So the motivation behind my question comes from my attempt at creating a fairly small 2d lookup table for the square-root function (with a small domain - from 0 to ~1.5), assumption being that by optimizing my sub-domain for my piecewise function, I can maximize my accuracy.

Having covered combinatorics in one of my classes years ago, i got to thinking on how a 2d table can essentially functions as a numeral system, and that if you have a function f(x), how can one extract a numeral system to serve that function better (somewhat akin to how factoradics are adapted to numbering permutations)?

Also, how do I determine if a LUT to big, that memory lookup costs exceed fast interative approximations. Would a "float sqrt_tab[4096]" terribly inefficient? Not looking for anything more than a heuristic because I understand every system is different and programs are definitely not compiled equally.

Edit: more importantly, is it possible to get more accuracy out of something like a smart "float sqrt_tab_pw[8][8]" than the naive, fixed interval approach like "float sqrt_tab[1000]".

It doesn't matter how big your LUT is, if the cache line you're looking up isn't hot in CPU cache, you will wait longer for the memory lookup than it takes to just calculate the sqrt on the fly. LUTs for expensive operations (sin,cos,tan) used to be common, but nowadays it's usually a pessimization. Even back in the day, sqrt was not often tabled. Usually it was approximated with cheaper operations since they were "good enough" for game purposes. You didn't mention your platform btw, if this is for something like a raspberry pi with limited CPU horsepower, maybe this could be a win.
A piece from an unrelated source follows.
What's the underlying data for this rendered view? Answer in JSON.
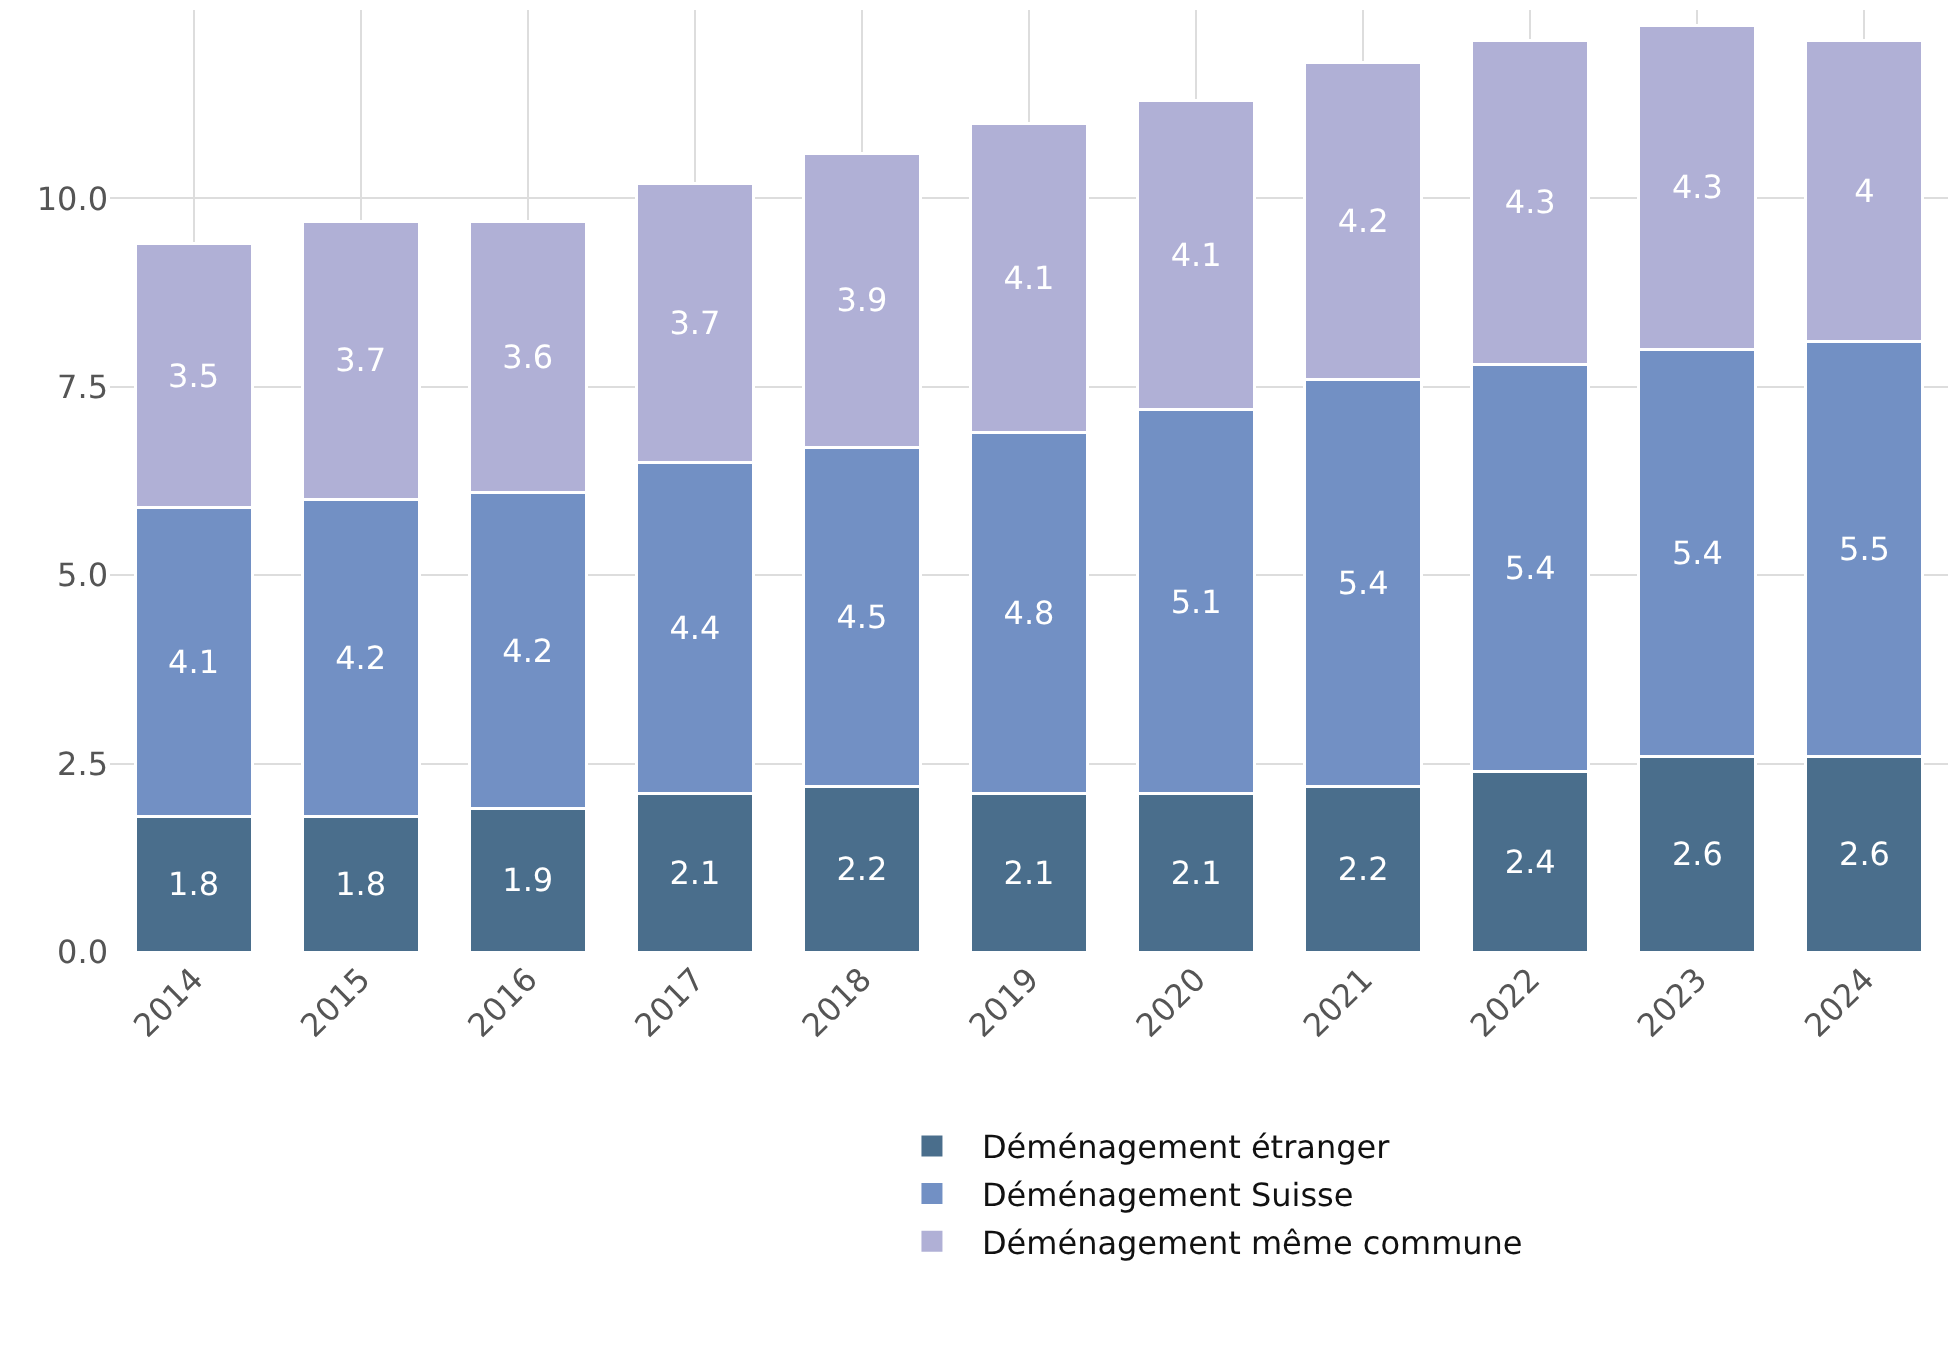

In the event that I'm calculating tens of thousands of square roots per frame, could the initial hit of pulling that LUT into memory be offseted by the possible gain? If the size of the table is smaller, then do the chances of it staying in cache rise since it is vying for fewer resources?

Thanks for taking the time to respond.

Edit: my platform isn't limited (my game engine currently targets an i3 level processor).

An i3 is still a modern processor and cach misses supposedly cost much more than calculations.

Why dont you first do the simplest possible thing that works, then look if its really too slow, and in that case profile and optimize the real bottlenecks?

An i3 is still a modern processor and cach misses supposedly cost much more than calculations.
Why dont you first do the simplest possible thing that works, then look if its really too slow, and in that case profile and optimize the real bottlenecks?

It's like this site has an irrational fear of LUTs.

Maybe several thousand square roots being executed ~60 frames a second isn't the ideal candidate for LUTs.

I implemented an LUT table for exponential decay in a real atmospheric scattering demo I wrote years ago (early gen i7) to illuminate the exp() call being invoked several thousand times a frame, and my frame rate jumped drastically. I will pull that code out on my year old i3 laptop and retest, but I highly suspect the results will be the same.

Also, if my CPU is frequently paging out a table that is being addressed several 100 thousands of times a second , then I would think my CPU has bigger problems to deal with and this whole point is moot.